A população brasileira segue em processo de envelhecimento e apresenta crescimento cada vez mais lento. Os dados são da Pesquisa Nacional por Amostra de Domicílios Contínua (Pnad) 2025, divulgada pelo Instituto Brasileiro de Geografia e Estatística (IBGE).
Em 2024, o país somou 212,7 milhões de habitantes, alta de 0,39% em relação a 2024. Desde 2021, a taxa de crescimento permanece abaixo de 0,60%. Do total, 51,2% são mulheres e 48,8% homens.
O levantamento também evidencia uma mudança importante na estrutura etária. A população com menos de 40 anos diminuiu em proporção, enquanto os grupos mais velhos cresceram. Entre 40 e 49 anos, a participação passou de 13% para 15%. Já na faixa de 50 a 59 anos, subiu de 10% para 11,8%. Entre pessoas com 60 anos ou mais, o avanço foi de 11,3% para 16,6%.
Essa transformação se reflete na pirâmide etária do país, que vem perdendo base jovem e ganhando topo mais amplo, indicando uma transição demográfica consistente.
As diferenças regionais permanecem significativas. As regiões Norte e Nordeste concentram as maiores proporções de jovens, enquanto Sudeste e Sul apresentam maior presença de idosos. No Norte, 22,6% da população tem até 13 anos, e no Nordeste, 19,1%. Já Sudeste e Sul têm 18,1% de pessoas com 60 anos ou mais.
O estudo também aponta mudanças na autodeclaração de cor ou raça. A proporção de pessoas que se declaram brancas caiu de 46,4% em 2012 para 42,6% em 2025. Já a população preta aumentou de 7,4% para 10,4% no mesmo período.
Entre as regiões, o Norte registrou o maior crescimento de pessoas autodeclaradas pretas, passando de 8,7% para 12,9%. No Sul, houve avanço da população parda e redução da proporção de brancos.
Morar sozinho
Outro destaque da pesquisa é o aumento dos domicílios unipessoais.

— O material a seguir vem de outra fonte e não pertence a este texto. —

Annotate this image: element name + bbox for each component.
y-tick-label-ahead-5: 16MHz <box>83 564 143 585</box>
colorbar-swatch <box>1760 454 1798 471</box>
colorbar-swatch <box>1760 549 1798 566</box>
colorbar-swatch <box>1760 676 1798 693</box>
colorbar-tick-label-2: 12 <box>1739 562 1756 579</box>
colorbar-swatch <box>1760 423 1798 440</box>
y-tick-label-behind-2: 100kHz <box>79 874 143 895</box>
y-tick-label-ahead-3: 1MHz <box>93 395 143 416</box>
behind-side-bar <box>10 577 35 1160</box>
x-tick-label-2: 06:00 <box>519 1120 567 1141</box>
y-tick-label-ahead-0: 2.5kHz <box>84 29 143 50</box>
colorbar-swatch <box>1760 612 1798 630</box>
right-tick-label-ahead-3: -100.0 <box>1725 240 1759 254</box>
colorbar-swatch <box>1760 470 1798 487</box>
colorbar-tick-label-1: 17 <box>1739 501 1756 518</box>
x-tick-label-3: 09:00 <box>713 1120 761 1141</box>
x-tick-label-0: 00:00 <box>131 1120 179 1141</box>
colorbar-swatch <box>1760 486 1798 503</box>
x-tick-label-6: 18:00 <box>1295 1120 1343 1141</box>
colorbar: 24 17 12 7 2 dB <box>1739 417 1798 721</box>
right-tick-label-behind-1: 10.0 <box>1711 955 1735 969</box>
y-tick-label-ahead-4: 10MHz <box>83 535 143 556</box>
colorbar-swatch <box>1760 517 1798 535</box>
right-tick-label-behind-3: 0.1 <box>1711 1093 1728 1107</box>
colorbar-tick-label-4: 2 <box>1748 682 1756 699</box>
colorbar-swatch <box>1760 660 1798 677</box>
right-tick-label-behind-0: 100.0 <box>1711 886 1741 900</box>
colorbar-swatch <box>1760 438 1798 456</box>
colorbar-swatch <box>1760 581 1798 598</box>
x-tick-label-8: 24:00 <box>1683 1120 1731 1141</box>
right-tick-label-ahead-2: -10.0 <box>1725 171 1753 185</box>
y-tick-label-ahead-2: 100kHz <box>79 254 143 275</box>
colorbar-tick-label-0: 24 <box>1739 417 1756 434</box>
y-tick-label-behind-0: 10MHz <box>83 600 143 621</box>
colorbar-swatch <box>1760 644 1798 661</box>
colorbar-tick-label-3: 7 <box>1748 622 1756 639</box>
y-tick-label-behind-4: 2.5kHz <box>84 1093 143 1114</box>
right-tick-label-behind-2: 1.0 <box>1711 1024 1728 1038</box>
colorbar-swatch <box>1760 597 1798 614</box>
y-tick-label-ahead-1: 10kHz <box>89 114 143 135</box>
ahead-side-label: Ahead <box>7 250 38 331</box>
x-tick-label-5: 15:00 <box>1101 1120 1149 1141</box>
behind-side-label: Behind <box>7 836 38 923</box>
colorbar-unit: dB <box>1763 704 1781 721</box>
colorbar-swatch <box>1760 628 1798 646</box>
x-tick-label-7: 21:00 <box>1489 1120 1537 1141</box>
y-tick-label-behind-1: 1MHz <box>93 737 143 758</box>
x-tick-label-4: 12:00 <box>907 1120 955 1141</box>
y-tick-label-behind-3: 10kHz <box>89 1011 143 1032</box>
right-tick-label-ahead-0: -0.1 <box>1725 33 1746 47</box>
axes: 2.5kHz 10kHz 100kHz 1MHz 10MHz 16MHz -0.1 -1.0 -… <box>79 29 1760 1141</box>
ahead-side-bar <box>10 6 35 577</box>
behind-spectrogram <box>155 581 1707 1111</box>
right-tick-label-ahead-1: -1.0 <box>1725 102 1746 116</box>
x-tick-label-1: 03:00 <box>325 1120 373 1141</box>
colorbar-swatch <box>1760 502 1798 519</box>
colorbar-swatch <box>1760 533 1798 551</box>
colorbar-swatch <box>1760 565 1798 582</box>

Em 2025, 19,7% das residências eram ocupadas por apenas uma pessoa, contra 12,2% em 2012. Apesar disso, os arranjos familiares tradicionais ainda predominam, representando 65,6% dos domicílios, embora tenham recuado em relação a 2012.
O perfil das pessoas que vivem sozinhas também varia conforme idade e gênero. Entre homens, a maior parte tem entre 30 e 59 anos. Entre mulheres, predominam aquelas com 60 anos ou mais.
O estudo também mostra mudanças na condição de moradia. O percentual de imóveis alugados subiu para 23,8%, enquanto os domicílios próprios quitados caíram para 60,2%. Em relação ao tipo de habitação, casas seguem predominantes, mas os apartamentos aumentaram para 17,1%.
Infraestrutura e serviços
Os indicadores de infraestrutura mostram avanços graduais, mas com desigualdades regionais persistentes. O acesso à rede geral de água chegou a 86,1% dos domicílios, sendo mais elevado nas áreas urbanas e significativamente menor nas zonas rurais.
No saneamento, 71,4% dos domicílios contam com rede geral ou fossa ligada à rede. No entanto, no Norte, o índice cai para 30,6%, enquanto o Sudeste apresenta 90,7% de cobertura adequada.
A coleta direta de lixo atinge 86,9% das residências no país. Norte e Nordeste ainda apresentam os menores índices e maiores proporções de descarte inadequado, como queima de resíduos.
O acesso à energia elétrica está próximo da universalização, embora ainda existam desigualdades em áreas rurais, especialmente na região Norte.
O levantamento também aponta aumento na presença de bens duráveis. Em 2025, quase todos os domicílios tinham geladeira, e mais de 70% possuíam máquina de lavar. A posse de veículos também cresceu, com carros presentes em 49,1% dos lares e motocicletas em 26,2%.